As is usual for CMS papers, the author and institute lists are about as long as the paper itself, and that’s where most of the haiku were too. Here are a few:
LHC Higgs Cross Section
Working Group, in: S.
of California, Davis,
That’s ‘one hundred and two’ in case anyone who doesn’t say it that way was wondering.
And here are some from my own blog. I used the text from a pdf I made of it before the last JoCo Cruise Crazy, so the last few months aren’t represented:
Beds of ground cover
spread so far in front of him
they made him tired.
those who only understand
half of this poem.
I don’t remember
what colour he said it was,
but it was not green.
His eyes do not see
the gruesome manuscript scrawled
over the white wall.
• Lines 1 to 3 have
four syllables each, with stress
on the first and last.
(That’s not how you write a haiku!)
I don’t wear armour
and spikes to threaten you, but
to protect myself.
A single female
to perpetuate the genes
of a thousand men.
Kerblayvit is a
made-up placeholder name, and
a kerblatent cheat.
He wasn’t the first,
but he stepped on the moon soon
after Neil Armstrong.
He just imagined
that in front of him there was
a giant dunnock.
(there are plenty more where that one came from, at the bottom of the page)
She was frustrated
just trying to remember
what the thing was called.
Please don’t consider
this a failing; it is part
of your programming.
While writing this program, I discovered that that the speech API now has an easier way to count syllables, which wasn’t available when I wrote the robot choir. The methods I used to separate the text into sentences and the view I used to display the haiku are also new. Even packaging the app for distribution was different. I don’t get to write Mac software often enough these days.

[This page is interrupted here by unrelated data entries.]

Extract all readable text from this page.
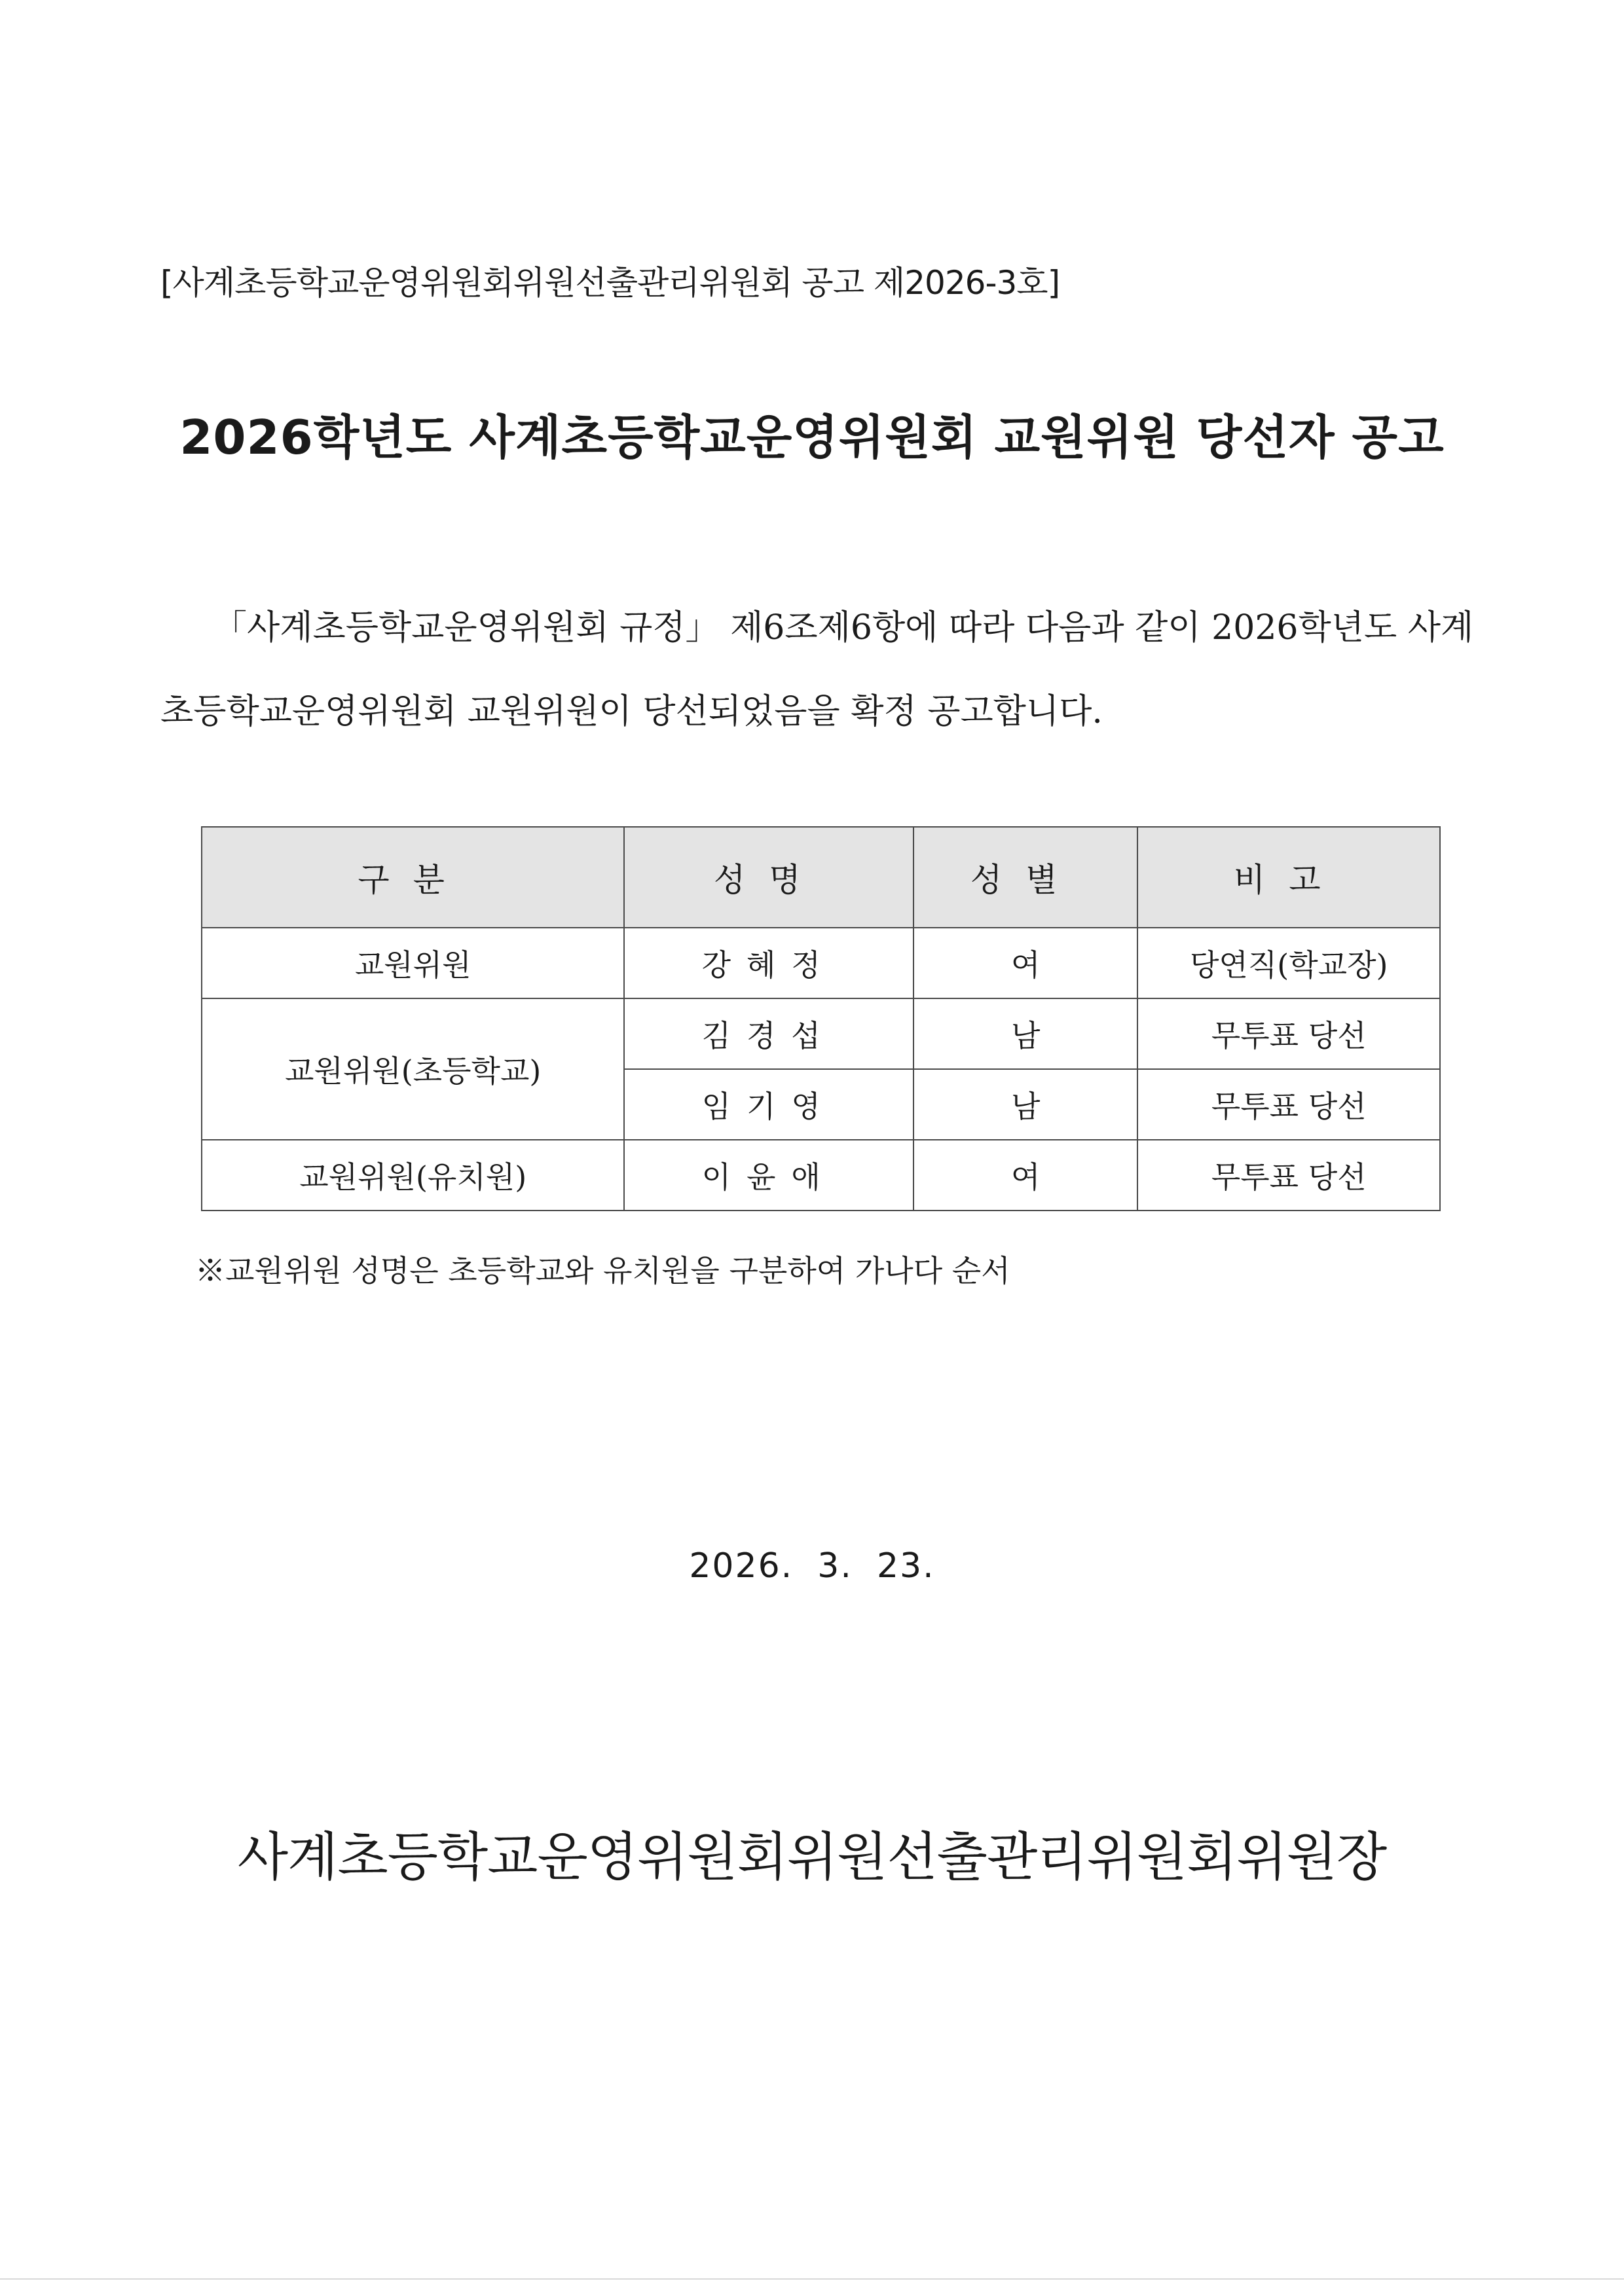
[사계초등학교운영위원회위원선출관리위원회 공고 제2026-3호]
2026학년도 사계초등학교운영위원회 교원위원 당선자 공고
「사계초등학교운영위원회 규정」 제6조제6항에 따라 다음과 같이 2026학년도 사계
초등학교운영위원회 교원위원이 당선되었음을 확정 공고합니다.
구분	성명	성별	비고
교원위원	강혜정	여	당연직(학교장)
교원위원(초등학교)	김경섭	남	무투표 당선
	임기영	남	무투표 당선
교원위원(유치원)	이윤애	여	무투표 당선
※교원위원 성명은 초등학교와 유치원을 구분하여 가나다 순서
2026.  3.  23.
사계초등학교운영위원회위원선출관리위원회위원장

Yet again, I didn’t even bother to deal out the cards because I already had something to inspire me. In my halfhearted attempt to find a matching card, I came across one about electronics in the service of ALICE, so I ran the latest instalment of Probably Never, by Alice, into it, and got this:
Or well, I have to
put up with getting called a
fake girl all the time.
The jackhole who called
me a “he/she” recognized
that he crossed the line.
If that sounds interesting, subscribe to Probably Never, and I could probably forward you the rest of that episode if you want.
And finally, two unintentional haiku from this very post:
makes no attempt to check for
kigo (season words.)
(there are plenty more
where that one came from, at the
bottom of the page)
Wait; make that three!
And finally, two
from this very post:
Have fun playing with Haiku Detector, and post any interesting haiku you find in the comments. Also, let me know of any bugs or other foibles it has; I wrote it pretty quickly, so it’s bound to have some.
I know what I’m doing for the six of hearts; I’ve planned it for a long time but still haven’t actually started it. It’s musical, so it will probably be terrible; brace yourselves. By the way, I keep forgetting to mention, but They Might Not Be Giants will be published in Offshoots 12. Yay!